Juan Antonio Senent, de CVX Sevilla,
reflexiona a partir de John Locke y el teísmo ilustrado sobre la política
teológico-racional y las creencias religiosas.
Uno de los
teóricos más influyentes en la tradición del liberalismo político como John
Locke, estableció un marco de racionalidad para la política y la sociedad por
medio de una concreta política teológica. Por marco
de racionalidad nos referimos a una particular concepción de lo que deba ser un
comportamiento racional humano, así como a la exclusión de otras dimensiones
racionales que pasarían a ser ilegítimas. A partir de ahí, se justifica la
función del Estado y la dirección del comportamiento de los actores sociales. Y
ello lo realiza no en sus escritos sobre la tolerancia religiosa, sino
justamente en su Segundo
Tratado sobre el Gobierno Civil (1690).
La política
teológica es la clave de bóveda del sistema de pensamiento liberal, que sin
embargo, ha sido naturalizada y ocultada en el propio discurso posterior del
liberalismo al declararse neutral ante las creencias religiosas. Se establece una concepción de lo último de la
realidad, de aquello que está fundamentando y dirigiendo el
adecuado desarrollo de la realización humana. Una vez que ha sido establecida
la lógica que deben desempeñar los actores públicos y privados, no es necesario
volver a acudir a una instancia última que unifica y da sentido a la realidad.

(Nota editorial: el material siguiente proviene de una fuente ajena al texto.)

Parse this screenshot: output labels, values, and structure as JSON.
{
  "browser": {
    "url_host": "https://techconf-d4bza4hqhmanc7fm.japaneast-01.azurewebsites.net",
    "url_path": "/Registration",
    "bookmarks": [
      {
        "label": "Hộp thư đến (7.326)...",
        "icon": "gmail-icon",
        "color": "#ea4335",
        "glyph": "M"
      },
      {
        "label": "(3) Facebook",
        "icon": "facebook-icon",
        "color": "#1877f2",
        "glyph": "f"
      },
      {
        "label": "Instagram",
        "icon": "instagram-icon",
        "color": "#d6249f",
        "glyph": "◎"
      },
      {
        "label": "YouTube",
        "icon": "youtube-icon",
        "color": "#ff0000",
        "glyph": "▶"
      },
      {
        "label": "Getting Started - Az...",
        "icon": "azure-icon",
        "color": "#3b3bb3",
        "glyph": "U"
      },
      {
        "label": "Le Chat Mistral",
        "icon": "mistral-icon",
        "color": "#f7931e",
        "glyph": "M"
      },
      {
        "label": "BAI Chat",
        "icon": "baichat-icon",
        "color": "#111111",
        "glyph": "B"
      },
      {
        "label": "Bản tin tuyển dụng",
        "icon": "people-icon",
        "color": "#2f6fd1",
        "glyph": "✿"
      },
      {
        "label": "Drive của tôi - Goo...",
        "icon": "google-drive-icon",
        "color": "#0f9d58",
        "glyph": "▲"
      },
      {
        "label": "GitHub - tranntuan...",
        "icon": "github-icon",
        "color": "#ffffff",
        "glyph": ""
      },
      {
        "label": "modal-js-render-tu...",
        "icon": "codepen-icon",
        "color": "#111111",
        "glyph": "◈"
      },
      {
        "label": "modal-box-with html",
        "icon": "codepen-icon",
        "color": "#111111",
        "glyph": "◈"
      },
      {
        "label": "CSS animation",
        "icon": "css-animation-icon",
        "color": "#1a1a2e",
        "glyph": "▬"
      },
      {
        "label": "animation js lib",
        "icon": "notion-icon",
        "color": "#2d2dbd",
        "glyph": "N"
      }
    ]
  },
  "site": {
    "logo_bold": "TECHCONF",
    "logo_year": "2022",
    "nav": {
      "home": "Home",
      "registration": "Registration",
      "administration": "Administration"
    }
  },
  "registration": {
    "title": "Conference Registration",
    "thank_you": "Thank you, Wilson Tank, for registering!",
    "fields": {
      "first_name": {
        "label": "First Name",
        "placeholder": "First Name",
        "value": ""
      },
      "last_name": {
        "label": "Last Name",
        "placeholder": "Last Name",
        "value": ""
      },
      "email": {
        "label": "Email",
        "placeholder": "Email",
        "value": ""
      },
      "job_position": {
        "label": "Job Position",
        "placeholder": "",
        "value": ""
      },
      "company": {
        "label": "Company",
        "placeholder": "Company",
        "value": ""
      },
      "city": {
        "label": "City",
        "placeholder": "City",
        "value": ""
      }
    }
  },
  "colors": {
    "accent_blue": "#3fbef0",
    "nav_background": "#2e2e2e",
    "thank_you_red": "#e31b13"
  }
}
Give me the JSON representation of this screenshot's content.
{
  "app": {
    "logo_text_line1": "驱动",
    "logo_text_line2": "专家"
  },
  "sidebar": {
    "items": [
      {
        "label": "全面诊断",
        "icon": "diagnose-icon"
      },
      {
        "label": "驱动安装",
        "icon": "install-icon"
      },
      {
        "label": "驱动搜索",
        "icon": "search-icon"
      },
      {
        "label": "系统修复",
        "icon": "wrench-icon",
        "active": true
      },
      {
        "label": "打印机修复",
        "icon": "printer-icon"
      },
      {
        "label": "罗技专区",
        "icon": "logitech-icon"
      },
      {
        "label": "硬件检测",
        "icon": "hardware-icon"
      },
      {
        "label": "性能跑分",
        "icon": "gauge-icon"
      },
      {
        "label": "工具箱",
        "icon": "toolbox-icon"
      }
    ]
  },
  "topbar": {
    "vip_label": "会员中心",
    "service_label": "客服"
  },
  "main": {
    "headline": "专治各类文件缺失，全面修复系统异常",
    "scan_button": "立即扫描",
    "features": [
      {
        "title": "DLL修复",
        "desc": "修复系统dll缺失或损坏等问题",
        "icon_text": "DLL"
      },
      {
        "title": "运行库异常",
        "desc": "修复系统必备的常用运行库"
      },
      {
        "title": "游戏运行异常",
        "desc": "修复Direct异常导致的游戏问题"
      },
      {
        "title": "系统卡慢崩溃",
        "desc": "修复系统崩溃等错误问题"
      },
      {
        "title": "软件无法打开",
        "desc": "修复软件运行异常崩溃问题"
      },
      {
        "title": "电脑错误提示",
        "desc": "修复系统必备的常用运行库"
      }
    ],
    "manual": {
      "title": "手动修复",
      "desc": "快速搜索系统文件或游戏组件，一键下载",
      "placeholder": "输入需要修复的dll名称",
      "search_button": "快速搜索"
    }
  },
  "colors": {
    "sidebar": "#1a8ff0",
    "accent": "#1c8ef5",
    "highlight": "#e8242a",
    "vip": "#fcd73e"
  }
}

Creado el mundo y reconocido cuál es su debido desarrollo, no es preciso
declarar más cuál es la fuente de la realidad o de la ley. Por ello se puede secularizar, esto es,
eliminar la referencia a la última instancia pero todo seguirá bajo los mismos principios.

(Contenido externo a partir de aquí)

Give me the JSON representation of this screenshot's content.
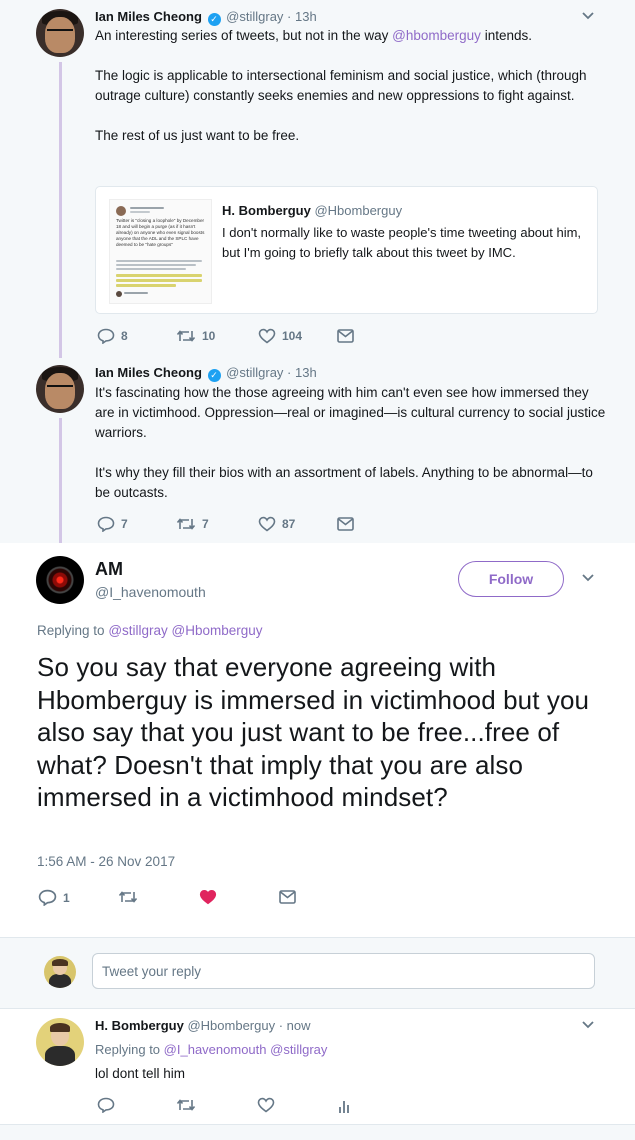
{
  "context": {
    "tweet1": {
      "name": "Ian Miles Cheong",
      "handle": "@stillgray",
      "time": "· 13h",
      "intro_pre": "An interesting series of tweets, but not in the way ",
      "intro_mention": "@hbomberguy",
      "intro_post": " intends.",
      "para2": "The logic is applicable to intersectional feminism and social justice, which (through outrage culture) constantly seeks enemies and new oppressions to fight against.",
      "para3": "The rest of us just want to be free.",
      "quote": {
        "name": "H. Bomberguy",
        "handle": "@Hbomberguy",
        "text": "I don't normally like to waste people's time tweeting about him, but I'm going to briefly talk about this tweet by IMC.",
        "image_caption": "Twitter is \"closing a loophole\" by December 18 and will begin a purge (as if it hasn't already) on anyone who even signal boosts anyone that the ADL and the SPLC have deemed to be \"hate groups\""
      },
      "replies": "8",
      "retweets": "10",
      "likes": "104"
    },
    "tweet2": {
      "name": "Ian Miles Cheong",
      "handle": "@stillgray",
      "time": "· 13h",
      "para1": "It's fascinating how the those agreeing with him can't even see how immersed they are in victimhood. Oppression—real or imagined—is cultural currency to social justice warriors.",
      "para2": "It's why they fill their bios with an assortment of labels. Anything to be abnormal—to be outcasts.",
      "replies": "7",
      "retweets": "7",
      "likes": "87"
    }
  },
  "main": {
    "name": "AM",
    "handle": "@I_havenomouth",
    "follow_label": "Follow",
    "replying_to_label": "Replying to",
    "replying_to_1": "@stillgray",
    "replying_to_2": "@Hbomberguy",
    "text": "So you say that everyone agreeing with Hbomberguy is immersed in victimhood but you also say that you just want to be free...free of what? Doesn't that imply that you are also immersed in a victimhood mindset?",
    "timestamp": "1:56 AM - 26 Nov 2017",
    "replies": "1",
    "liked": true,
    "like_color": "#e0245e"
  },
  "reply_box": {
    "placeholder": "Tweet your reply"
  },
  "reply": {
    "name": "H. Bomberguy",
    "handle": "@Hbomberguy",
    "time": "· now",
    "replying_to_label": "Replying to",
    "replying_to_1": "@I_havenomouth",
    "replying_to_2": "@stillgray",
    "text": "lol dont tell him"
  },
  "colors": {
    "accent": "#8f6ac8",
    "icon": "#657786",
    "verified": "#1da1f2"
  }
}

Eso sí, las otras concepciones teológicas serán “creencias” privadas ante las
que el Estado deberá permanecer neutral.
Si bien
Locke declara la incompetencia formal del poder público para intervenir en
materia religiosa, y la libertad religiosa como derecho natural de cualquier
individuo, establece un marco teológico propio de carácter público que da coherencia
a todo su pensamiento. En su imaginación teológica parte de Dios como creador
no sólo del mundo, sino de la propia legalidad que rige la naturaleza y de la
legalidad inscrita en la naturaleza humana. Es más, Dios aparece no sólo como
creador y legislador primero, sino como “amo y señor” de la criaturas y de los
derechos de los individuos. Todo es obra y está bajo dominio de “un omnipotente e infinitamente
sabio Hacedor”. Los individuos sólo pueden administrar
lealmente lo que no siendo suyo les es confiado para que los conserven y
acrecienten. Por ello, no pueden renunciar a lo que no es suyo, sino que están
obligados a asumir su posición subordinada y de defensa.
Esta
teología se diferencia de las creencias religiosas. Si las creencias y los
sistemas religiosos que producen sólo tienen una validez privada o subjetiva
para quien está convencido de su verdad, la teología que Locke sostiene tendría
un carácter supuestamente racional y público, y en este sentido, evidente para
cualquiera que quiera usar rectamente su razón. Por ello, se propone como clave
fundamental para explicar el origen de la realidad y la legalidad que la rige
más allá de la opinión o de las ideologías particulares. La razón, defiende Locke en la línea
del teísmo ilustrado, es la “regla común y medida que Dios ha dado al género
humano”. Por tanto, hay una connaturalidad entre la razón
humana y el autor de la misma que está más allá de cualquier religión histórica
particular.
Dios ha dado toda la realidad natural a los hombres para que
estos se sirvan de ella y acrecienten su rendimiento y utilidades. Igualmente
ha establecido un dictado de la razón por el que los bienes comunales
originarios deben ser apropiados individualmente para que así obtengan una
utilidad de ellos. Los individuos son administradores de derechos naturales que
son propiedad del Altísimo. Por ello, es un deber sagrado e inalterable
rebelarse ante el poder político constituido si éste pretende expropiar o
limitar estos derechos. Si bien lo individuos son abstractamente iguales, no
todos se conducen a la altura de la razón que Dios ha conferido al género
humano. Son los pueblos civilizados (europeos) los que ejercen correctamente la
racionalidad humana y quienes están llamados a explotar toda la riqueza de la
Tierra gracias a los avances de la ciencia y a apropiarse de sus frutos para
dar cumplimiento al designio divino.